Hatidza Mehmedovic died on July 22, 2018, at a hospital in Sarajevo after a long battle with cancer. Mehmedovic, 65, headed the Mothers of Srebrenica, an organization that endeavored to bring those responsible for Srebrenica to justice.
Hatidza Mehmedovic lost her husband, two sons, and brother in the July 1995 Srebrenica massacre, when Bosnian Serb troops overran the eastern enclave and killed more than 8,000 Bosnian Muslims, most of them men and boys. The Mothers of Srebrenica group has fought for those responsible for the killings to be brought to justice.
The UN War Crimes Tribunal for the former Yugoslavia has sentenced Bosnian Serb wartime leader Radovan Karadzic and his military commander Ratko Mladic over the Srebrenica massacre and other atrocities during the 1992-95 war in Bosnia.
She was a “thorn in the side of people who to this day try to sweep the most serious war crimes under the carpet and rewrite history,” Michael Brand, a Christian Democratic lawmaker in the German Bundestag and human rights spokesman for the parliamentary faction, told Deutsche Welle in an interview.
Brand who had met Hatidza Mehmedovic frequently in the past, described her as a “lioness.” “Justice was her mission, not revenge,” Brand said.
In another piece, Angelina Jolie, special envoy for the UN Refugee Agency, who met Hatidza Mehmedovic in person when she visited the Srebrenica Memorial four years ago, described Hatidza Mehmedovic as “exceptional,” Jolie says of her, “She combined deep strength and resilience with tolerance and humility and a refusal to succumb to hate… For 23 years she was a tireless seeker of truth and justice. She never claimed any special status, but spoke on behalf of all the Mothers of Srebrenica. She did not distinguish between the victims, but regarded them as all equally worthy of dignity and recognition.”

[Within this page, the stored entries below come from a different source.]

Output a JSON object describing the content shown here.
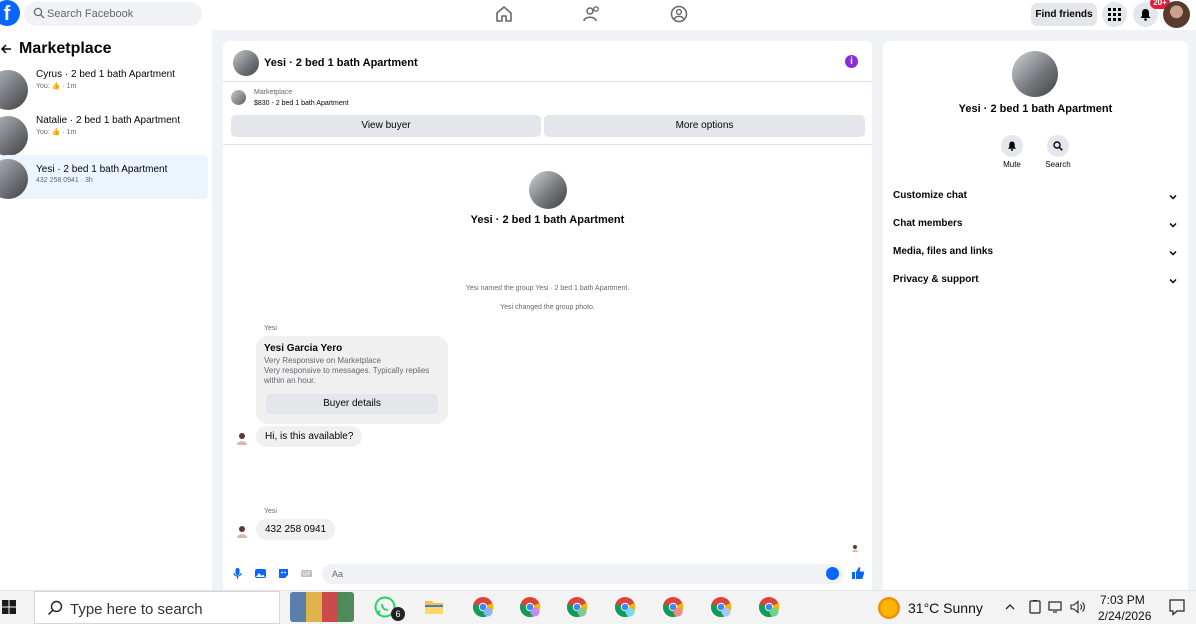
{
  "topbar": {
    "logo": "f",
    "search_placeholder": "Search Facebook",
    "find_friends": "Find friends",
    "notif_badge": "20+",
    "nav_icons": [
      "home-icon",
      "friends-icon",
      "groups-icon"
    ],
    "brand_color": "#0866ff"
  },
  "left": {
    "title": "Marketplace",
    "conversations": [
      {
        "name": "Cyrus · 2 bed 1 bath Apartment",
        "sub": "You: 👍 · 1m"
      },
      {
        "name": "Natalie · 2 bed 1 bath Apartment",
        "sub": "You: 👍 · 1m"
      },
      {
        "name": "Yesi · 2 bed 1 bath Apartment",
        "sub": "432 258 0941 · 3h"
      }
    ]
  },
  "chat": {
    "title": "Yesi · 2 bed 1 bath Apartment",
    "mp_label": "Marketplace",
    "mp_price": "$830 - 2 bed 1 bath Apartment",
    "view_buyer": "View buyer",
    "more_options": "More options",
    "center_title": "Yesi · 2 bed 1 bath Apartment",
    "sys_msg_1": "Yesi named the group Yesi · 2 bed 1 bath Apartment.",
    "sys_msg_2": "Yesi changed the group photo.",
    "sender_1": "Yesi",
    "card_name": "Yesi Garcia Yero",
    "card_line_1": "Very Responsive on Marketplace",
    "card_line_2": "Very responsive to messages. Typically replies within an hour.",
    "card_button": "Buyer details",
    "msg_1": "Hi, is this available?",
    "sender_2": "Yesi",
    "msg_2": "432 258 0941",
    "composer_placeholder": "Aa"
  },
  "right": {
    "title": "Yesi · 2 bed 1 bath Apartment",
    "mute": "Mute",
    "search": "Search",
    "rows": [
      "Customize chat",
      "Chat members",
      "Media, files and links",
      "Privacy & support"
    ]
  },
  "taskbar": {
    "search_placeholder": "Type here to search",
    "whatsapp_badge": "6",
    "weather": "31°C  Sunny",
    "time": "7:03 PM",
    "date": "2/24/2026"
  }
}
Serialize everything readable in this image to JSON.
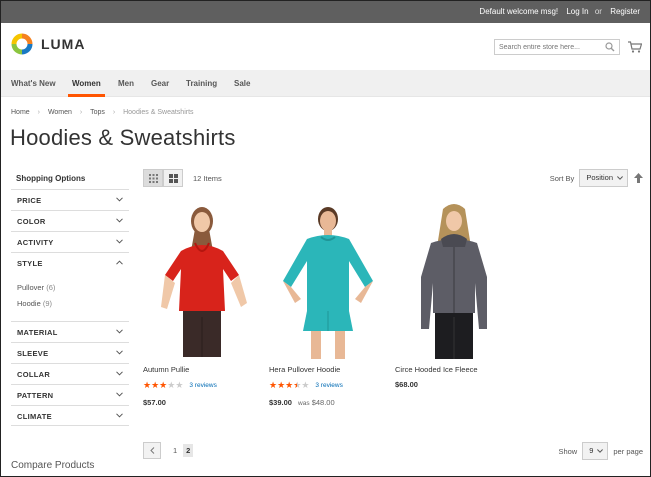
{
  "topbar": {
    "welcome": "Default welcome msg!",
    "login": "Log In",
    "or": "or",
    "register": "Register"
  },
  "header": {
    "logo_text": "LUMA",
    "search_placeholder": "Search entire store here..."
  },
  "nav": {
    "items": [
      {
        "label": "What's New"
      },
      {
        "label": "Women"
      },
      {
        "label": "Men"
      },
      {
        "label": "Gear"
      },
      {
        "label": "Training"
      },
      {
        "label": "Sale"
      }
    ],
    "active": "Women"
  },
  "breadcrumbs": {
    "home": "Home",
    "women": "Women",
    "tops": "Tops",
    "current": "Hoodies & Sweatshirts",
    "sep": "›"
  },
  "page": {
    "title": "Hoodies & Sweatshirts"
  },
  "sidebar": {
    "title": "Shopping Options",
    "filters_top": [
      "PRICE",
      "COLOR",
      "ACTIVITY"
    ],
    "style_label": "STYLE",
    "style_options": [
      {
        "label": "Pullover",
        "count": "(6)"
      },
      {
        "label": "Hoodie",
        "count": "(9)"
      }
    ],
    "filters_bottom": [
      "MATERIAL",
      "SLEEVE",
      "COLLAR",
      "PATTERN",
      "CLIMATE"
    ],
    "compare_title": "Compare Products"
  },
  "toolbar": {
    "items_count": "12 Items",
    "sort_label": "Sort By",
    "sort_value": "Position",
    "show_label": "Show",
    "limit_value": "9",
    "per_page_label": "per page",
    "pages": [
      "1",
      "2"
    ],
    "current_page": "2"
  },
  "products": [
    {
      "name": "Autumn Pullie",
      "rating": 3,
      "reviews": "3 reviews",
      "price": "$57.00",
      "color": "#d8231b"
    },
    {
      "name": "Hera Pullover Hoodie",
      "rating": 3.5,
      "reviews": "3 reviews",
      "price": "$39.00",
      "was_label": "was",
      "was_price": "$48.00",
      "color": "#2bb6b9"
    },
    {
      "name": "Circe Hooded Ice Fleece",
      "price": "$68.00",
      "color": "#5d5d66"
    }
  ],
  "colors": {
    "accent": "#ff5501",
    "topbar": "#5f5f5f",
    "link": "#006bb4"
  }
}
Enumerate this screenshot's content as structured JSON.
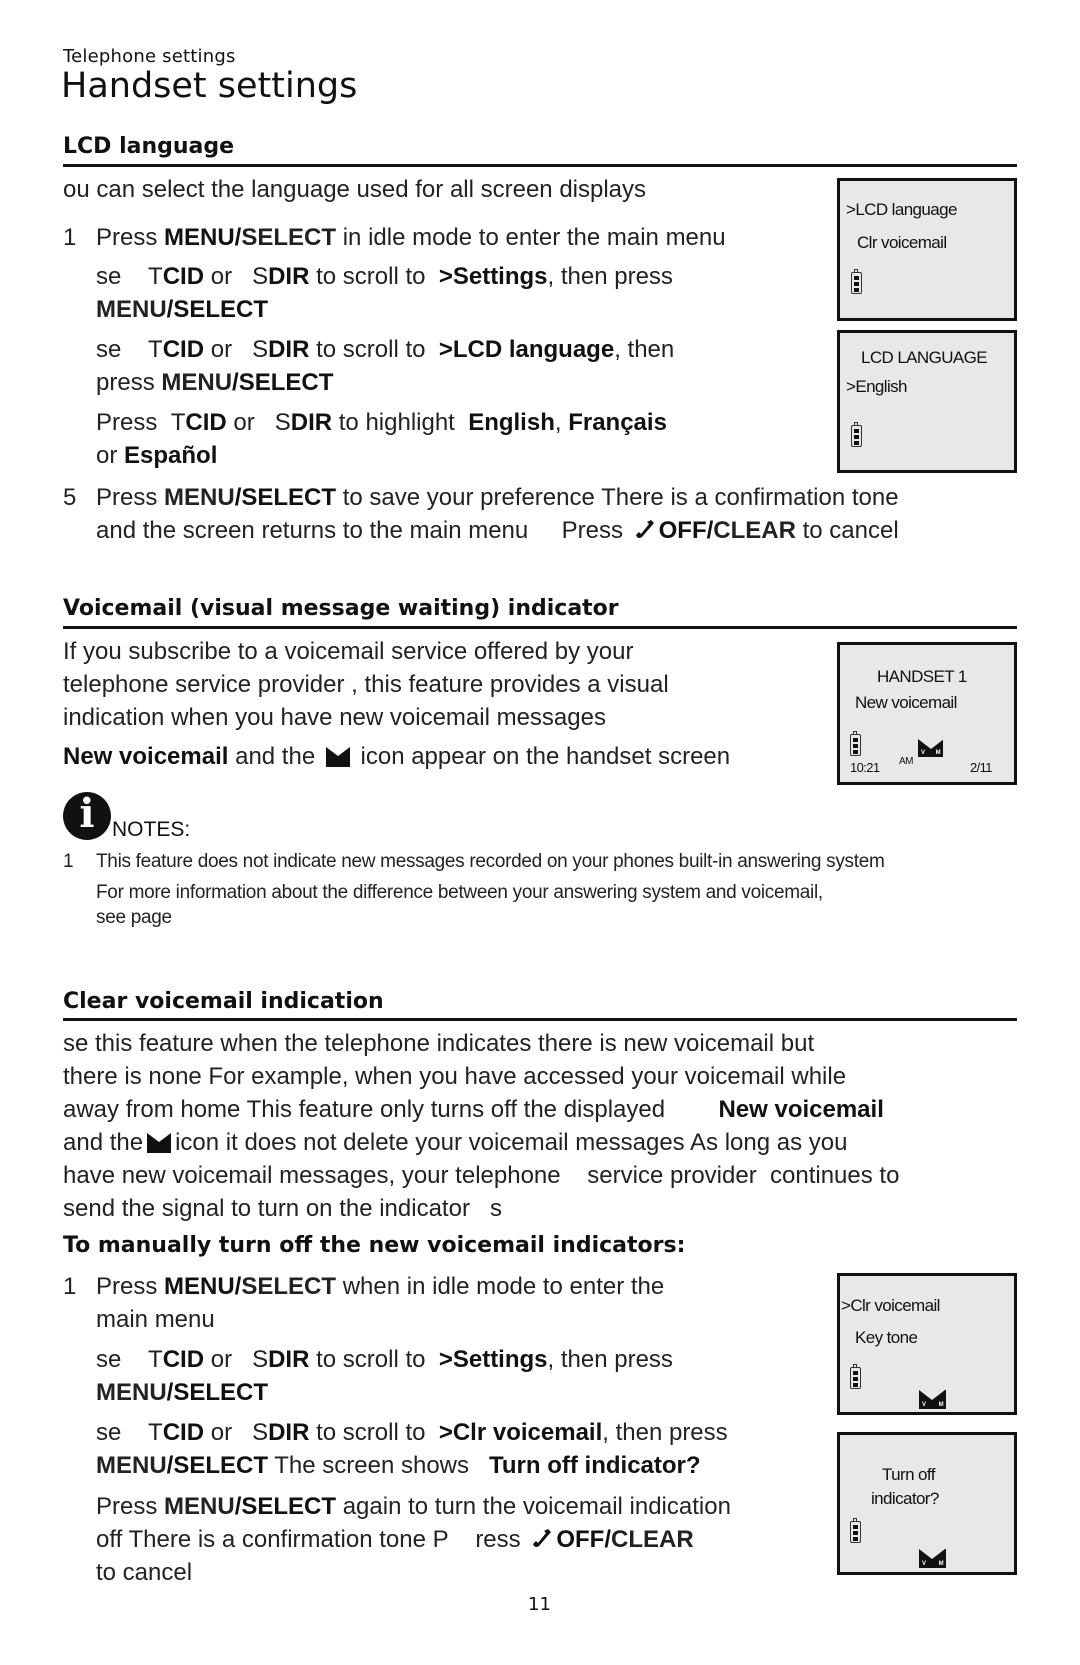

“Her example will live on, in the memories of all who knew her, and in the stories that we should all tell, wherever we live, so that the memory of Srebrenica never fades,” Jolie concluded.
Our deepest tributes on behalf of the NCRI Women’s Committee to Hatidza Mehmedovic and her decades of endeavor for justice for victims of the worst massacre on European soil since the Holocaust. On the eve of the 30th anniversary of the 1988 massacre of 30,000 political prisoners in Iran by the ruling clerical regime, our bonds of solidarity are strongest and deepest.